To date, the management of such a complication has no guidelines. Various techniques for the removal of knotted stents have been reported. Simple traction of the ureteral stent has been successfully demonstrated in approximately half of the cases. 3 This procedure can be easily performed, but knot tightening can be achieved. Therefore, in case of resistance during extraction, other procedures should be considered. In other cases, successful removal of a knotted ureteral stent by grasping forceps or holmium laser fragmentation under ureteroscopy has been reported. 9 , 10 Although these procedures are minimally invasive, retrograde access to the knotted stent under ureteroscopy may be difficult in cases with ureteral stricture, and removal of fragmented stents can be difficult. Although nephroscopy is an invasive procedure, percutaneous removal of a knotted ureteral stent should be more reliable than the retrograde procedure.
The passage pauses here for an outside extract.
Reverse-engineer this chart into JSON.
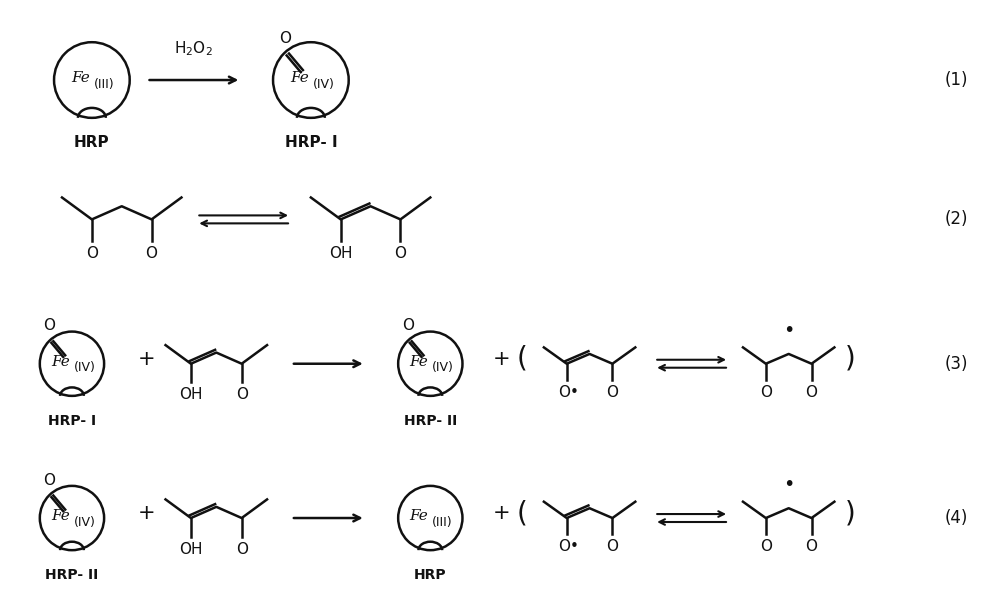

Stent knotting is a rare complication that is difficult to treat in endourological practice, especially in case of solitary kidney. 11 Percutaneous access is a reliable and safe alternative for the removal of such stents. In our case, as the patient had a solitary kidney, we need to avoid additional complications. In addition, as the patient is scheduled to undergo additional salvage chemotherapy, the stent should be managed without delay. Therefore, a percutaneous approach was decided.
In conclusion, we encountered a case of knotted ureteral single‐J stent. The removal of a ureteral stent should always be performed gently. In all cases in which resistance is experienced during extraction, the possibility of stent knotting should be considered and an appropriate removal strategy should be planned.
Conflict of interest
The authors declare no conflict of interest.
Approval of the research protocol by an Institutional Reviewer Board
Not applicable.
Informed consent
Not applicable.
Registry and the Registration No. of the study/trial
Not applicable.
Acknowledgment
This study was supported by a research grant to Fumihiko Urabe from the Suzuki Urologic Research Foundation.
Koike Y, Urabe F, Iwatani K et␣al. Knotted ureteral single‐J stent in a patient with ureterocutaneostomy. IJU Case Rep. 2021; 4: 382–385. 10.1002/iju5.12355.